Vidéo en lien : On reprend de la hauteur sur une île incroyable

Nous arrivons sur notre dernière escale des Tuamotu, un arrêt un peu particulier qui contraste complètement avec les atolls des Tuamotu. Makatea, située à un peu plus de 50 miles au sud de Tikehau, n’est pas un atoll mais une île avec de grandes falaises et une végétation dense. Elle a une superficie de 24 km² et mesure 7km par 7,5km au plus large.

Un arrêt incertain

Makatea est constituée de falaises avec une barrière corallienne tout autour. Le seul accès en bateau se trouve devant un ancien port. La difficulté est que les fonds tombent à pic et qu’il est impossible de mouiller. Il existe 4 bouées où il est possible de s’amarrer. Des bouées qui ne sont pas forcément fiables, trop profondes pour les vérifier et certaines appartenant apparemment à des bateaux de charter. L’autre difficulté est d’arriver à Makatea et de ne pas trouver de place pour s’y arrêter. En venant de Tikehau, nous avions anticipé et calculé pour au cas où continuer notre route directement sur Tahiti. Une prise de bouée impressionnante par 55 mètres de fonds, à quelques mètres du rivage où les vagues viennent casser pas loin de l’étrave de Niue.

Nous passerons une nuit pas très paisible. Après avoir bien analysé la situation, notre ouïe restera constamment en alerte au moindre changement de bruit. Niue est notre voilier, notre maison, avec nos valeurs et nous y avons investi également des sous. Notre sérénité est bien sûr plus dure à trouver dans ces conditions. Tant que Niue se place face à la côte tout va bien, si la bouée viendrait à casser il partirait au large. Notre inquiétude est plus du fait que si Niue se retrouve «cul» à la côte près des rochers et près à s’échouer si la bouée lâchait. L’aventure c’est aussi ça prendre quelques risques tout en prenant nos disponibilités pour être en sécurité.

Une fois à terre, nous reviendrons régulièrement vérifier que tout se passe bien pour Niue.

Premier pied à terre

Face à ces falaises immenses, nous restons bouche bée. Après plus de 4 mois à ne voir que des lagons, nos origines refont surface et nous savourons ce paysage. Nous sommes comme happés par cette île. Nous trépignons d’impatience et nous ne faisons pas long à mettre pied à terre. Le petit port n’accueille que les annexes et le petit bateau moteur de la commune.

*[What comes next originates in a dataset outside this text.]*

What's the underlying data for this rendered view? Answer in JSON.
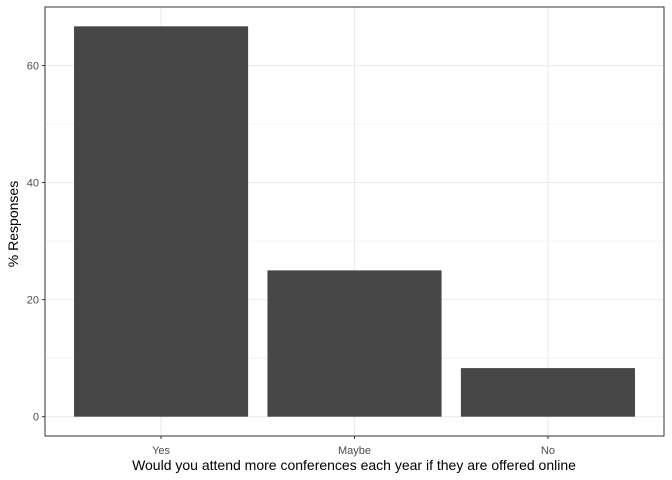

Une entrée un peu sportive en annexe. Les vagues s’engouffrent dans ce petit goulet nous permettant d’atteindre le quai, les vagues déferlent de part et d’autre. Nous comptons les trains des vagues. Toutes les 3-4 vagues, il y a un petit répit qui nous permet de passer en sécurité.

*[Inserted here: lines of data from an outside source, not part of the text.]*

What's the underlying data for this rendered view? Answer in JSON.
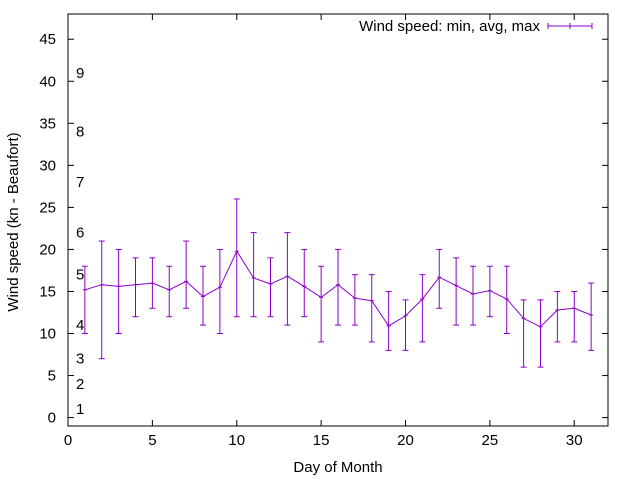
{
  "chart_data": {
    "type": "line",
    "xlabel": "Day of Month",
    "ylabel": "Wind speed (kn - Beaufort)",
    "xlim": [
      0,
      32
    ],
    "ylim": [
      -1,
      48
    ],
    "xticks": [
      0,
      5,
      10,
      15,
      20,
      25,
      30
    ],
    "yticks": [
      0,
      5,
      10,
      15,
      20,
      25,
      30,
      35,
      40,
      45
    ],
    "grid": false,
    "legend_position": "top-right",
    "series": [
      {
        "name": "Wind speed: min, avg, max",
        "color": "#8b00c8",
        "x": [
          1,
          2,
          3,
          4,
          5,
          6,
          7,
          8,
          9,
          10,
          11,
          12,
          13,
          14,
          15,
          16,
          17,
          18,
          19,
          20,
          21,
          22,
          23,
          24,
          25,
          26,
          27,
          28,
          29,
          30,
          31
        ],
        "avg": [
          15.2,
          15.8,
          15.6,
          15.8,
          16.0,
          15.2,
          16.2,
          14.4,
          15.5,
          19.8,
          16.6,
          15.9,
          16.8,
          15.6,
          14.3,
          15.8,
          14.2,
          13.9,
          10.9,
          12.1,
          14.1,
          16.7,
          15.7,
          14.7,
          15.1,
          14.1,
          11.8,
          10.8,
          12.8,
          13.0,
          12.2
        ],
        "min": [
          10,
          7,
          10,
          12,
          13,
          12,
          13,
          11,
          10,
          12,
          12,
          12,
          11,
          12,
          9,
          11,
          11,
          9,
          8,
          8,
          9,
          13,
          11,
          11,
          12,
          10,
          6,
          6,
          9,
          9,
          8
        ],
        "max": [
          18,
          21,
          20,
          19,
          19,
          18,
          21,
          18,
          20,
          26,
          22,
          19,
          22,
          20,
          18,
          20,
          17,
          17,
          15,
          14,
          17,
          20,
          19,
          18,
          18,
          18,
          14,
          14,
          15,
          15,
          16
        ]
      }
    ],
    "annotations": [
      {
        "text": "1",
        "y": 1
      },
      {
        "text": "2",
        "y": 4
      },
      {
        "text": "3",
        "y": 7
      },
      {
        "text": "4",
        "y": 11
      },
      {
        "text": "5",
        "y": 17
      },
      {
        "text": "6",
        "y": 22
      },
      {
        "text": "7",
        "y": 28
      },
      {
        "text": "8",
        "y": 34
      },
      {
        "text": "9",
        "y": 41
      }
    ]
  }
}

A terre, une jolie fresque nous souhaite le bonjour. D’autres racontent l’histoire incroyable de Makatea en lien avec l’industrie du phosphate. Ces fresques et de vieilles installations portuaires nous mettent directement dans l’ambiance.

La découverte de l’île sera pour le lendemain.

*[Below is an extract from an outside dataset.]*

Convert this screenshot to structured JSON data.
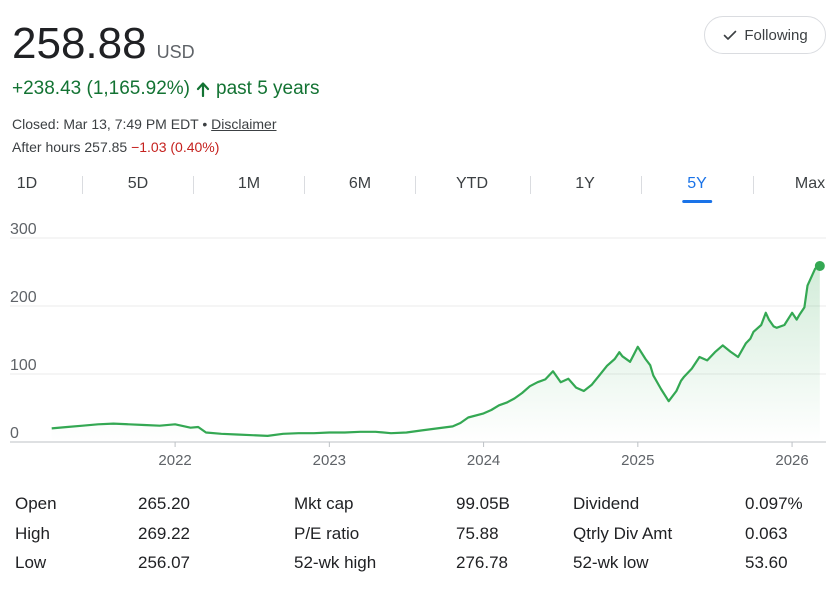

En attendant, nous longeons un chemin le long de la côte. Nous nous sentons bien petit au pied de ces grandes falaises de 60 à 100 mètres de hauteur. Cette nouvelle exploration, cette végétation, ce paysage, nous rendent heureux et nous marchons, marchons sous un soleil écrasant. Nos lèvres marquent un beau sourire et nous finissons la journée en ayant presque mal à la musculature de nos joues.

Nous admirons la végétation luxuriante et variée, et humons les odeurs. Nous sommes heureux de retrouver en plus de la hauteur, une végétation plus diversifiée avec des papayers, bananiers, manguiers et même des figuiers et divers légumes.

De retour à bord de Niue, nous terminons cette belle journée par admirer les baleines au loin devant un coucher de soleil somptueux.

Visite de l’île

Le lendemain, nous partons à la découverte de l’intérieur de Makatea. Le premier challenge est de rentrer dans le petit port. La houle s’est levée durant la nuit. Nous demandons à 3 polynésiens s’il est possible de venir nous chercher avec le bateau de la commune pour jouer la sécurité. Après 30 minutes d’attente à partir de l’heure de notre rendez-vous, ils ne sont toujours pas là. Nous voyons au loin notre guide attendre. En voyant d’autres annexes entrer, nous nous décidons à y aller avec la notre. Nous observons à nouveau le train des vagues et nous nous lançons en surfant avec notre annexe.

Une fois à terre, nous montons dans le pick-up de notre guide Ruben. Une belle montée nous attend avant d’atteindre notre premier arrêt et d’entendre Ruben nous raconter la folle histoire de Makatea.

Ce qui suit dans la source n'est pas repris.